I was also working for an herbal manufacturing business and I thought that I was going to get to practice my newfound love of graphic design and marketing, but that is where my dreams started fading. She wasn’t really ready to let anyone else handle the promotion of the business, even though she wasn’t doing it herself either. So I quit, thinking that it was a sign to really pursue my own dreams instead of try to help someone else achieve theirs. I wanted to go to school full-time so I could learn faster and perhaps start doing some side jobs. I thought the money would come through if that was the right thing to do. It didn’t. I couldn’t even find a job that would allow me the time to take classes, so it appears school is out. Besides, they didn’t offer any classes I needed to take this quarter. Maybe I was wrong. When you want something, the universe conspires to help you get it, right? It felt instead like the universe was slamming doors on my dreams.
So now I’m back to shame. I can’t get hired for any job that pays a decent wage. I had to take a call center job and I feel as if the universe just punched me in the gut. I don’t understand. Did I do something wrong? Or is it like I’ve always feared? I am the universe’s punching bag. The cosmic joke. I feel like Charlie Brown trying to kick the football and the universe is Lucy pulling the ball away so that I fall on my ass every time I try. I don’t understand what I’ve done to deserve this. Maybe I was right. I am unworthy.
I’m trying to find a way to have faith. I’m trying to believe that the universe has something really awesome set up for me and this is part of it. All I have to do is be okay with where I am right now and accept that what is, is. All I have to do is stop resisting it and it will get easier, right? I do have faith in the universe. I know how it works. I’m just not sure it will work for me.
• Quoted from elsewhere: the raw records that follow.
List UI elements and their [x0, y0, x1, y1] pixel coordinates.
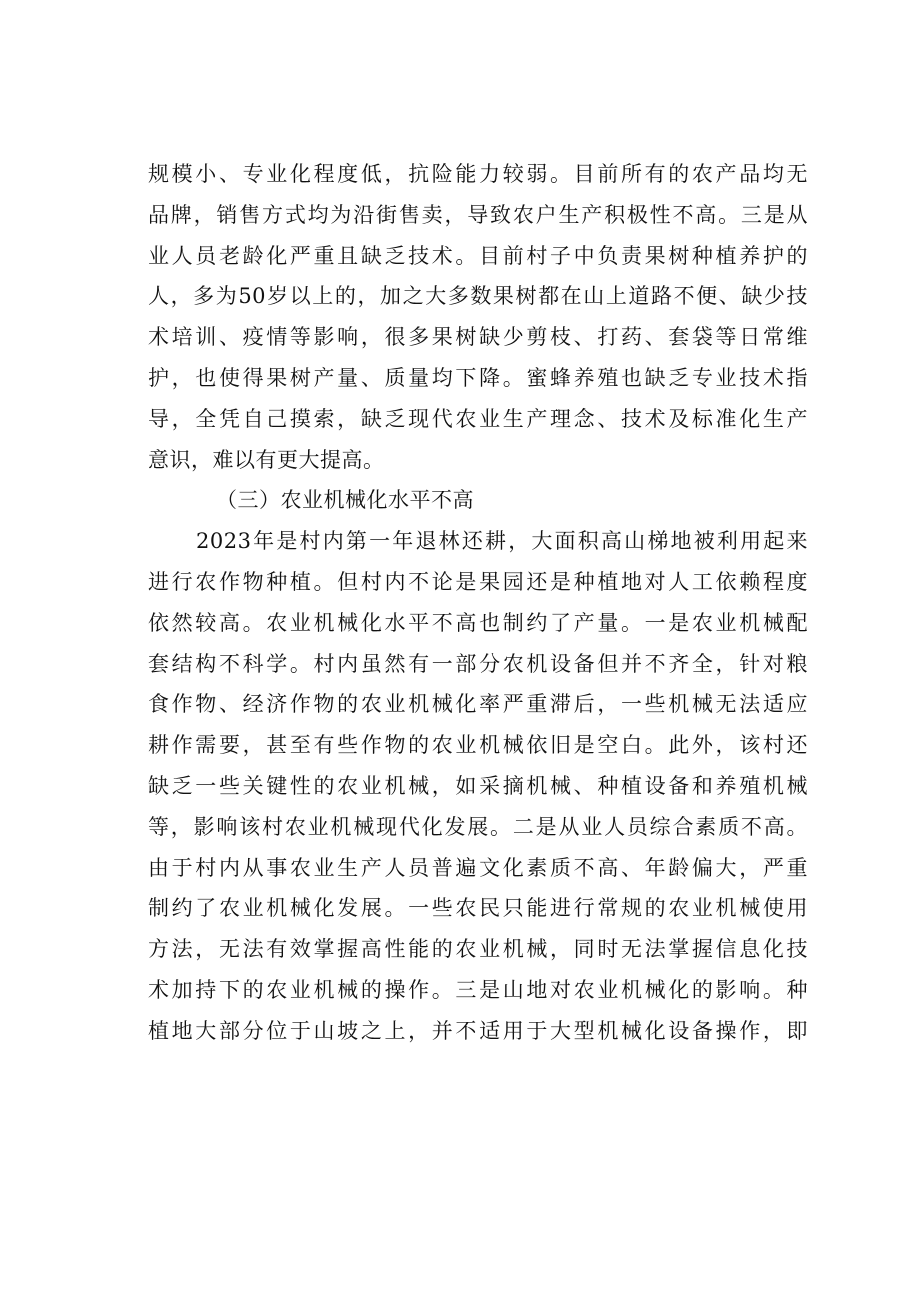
paragraph-line: 耕作需要，甚至有些作物的农业机械依旧是空白。此外，该村还	[148, 733, 808, 758]
paragraph-line: 方法，无法有效掌握高性能的农业机械，同时无法掌握信息化技	[148, 937, 808, 962]
paragraph-line: 进行农作物种植。但村内不论是果园还是种植地对人工依赖程度	[148, 569, 808, 594]
paragraph-line: 由于村内从事农业生产人员普遍文化素质不高、年龄偏大，严重	[148, 855, 808, 880]
paragraph-line: 人，多为50岁以上的，加之大多数果树都在山上道路不便、缺少技	[148, 284, 808, 309]
paragraph-line: 术培训、疫情等影响，很多果树缺少剪枝、打药、套袋等日常维	[148, 325, 808, 350]
paragraph-2	[148, 521, 808, 1051]
paragraph-line: 品牌，销售方式均为沿街售卖，导致农户生产积极性不高。三是从	[148, 202, 808, 227]
paragraph-line: 业人员老龄化严重且缺乏技术。目前村子中负责果树种植养护的	[148, 243, 808, 268]
paragraph-line: 等，影响该村农业机械现代化发展。二是从业人员综合素质不高。	[148, 814, 808, 839]
paragraph-line: 意识，难以有更大提高。	[148, 447, 385, 472]
paragraph-line: 依然较高。农业机械化水平不高也制约了产量。一是农业机械配	[148, 610, 808, 635]
paragraph-line: 术加持下的农业机械的操作。三是山地对农业机械化的影响。种	[148, 977, 808, 1002]
paragraph-line: 护，也使得果树产量、质量均下降。蜜蜂养殖也缺乏专业技术指	[148, 365, 808, 390]
section-heading: （三）农业机械化水平不高	[216, 488, 474, 513]
paragraph-line: 制约了农业机械化发展。一些农民只能进行常规的农业机械使用	[148, 896, 808, 921]
paragraph-line: 导，全凭自己摸索，缺乏现代农业生产理念、技术及标准化生产	[148, 406, 808, 431]
paragraph-line: 缺乏一些关键性的农业机械，如采摘机械、种植设备和养殖机械	[148, 773, 808, 798]
paragraph-line: 套结构不科学。村内虽然有一部分农机设备但并不齐全，针对粮	[148, 651, 808, 676]
paragraph-line: 食作物、经济作物的农业机械化率严重滞后，一些机械无法适应	[148, 692, 808, 717]
paragraph-line: 规模小、专业化程度低，抗险能力较弱。目前所有的农产品均无	[148, 162, 808, 186]
paragraph-line: 2023年是村内第一年退林还耕，大面积高山梯地被利用起来	[196, 529, 808, 554]
paragraph-1	[148, 154, 808, 480]
document-body	[148, 154, 808, 1052]
paragraph-line: 植地大部分位于山坡之上，并不适用于大型机械化设备操作，即	[148, 1018, 808, 1043]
Brené Brown says that to diminish shame, we must name it. We have to call it out. Shame loves to stay hidden so it can whisper in our ears the things that make us feel small. That’s why I’m telling you all this. Not because I want your pity. I don’t. I’d rather you not know any of these things at all, because I’m embarrassed to be a middle aged woman who’s self-worth hasn’t improved since junior high. However, I hope that by being honest and calling out my shame, it will have less of a hold on me and I’ll be free to allow myself the worthiness that all of us deserve just by being born.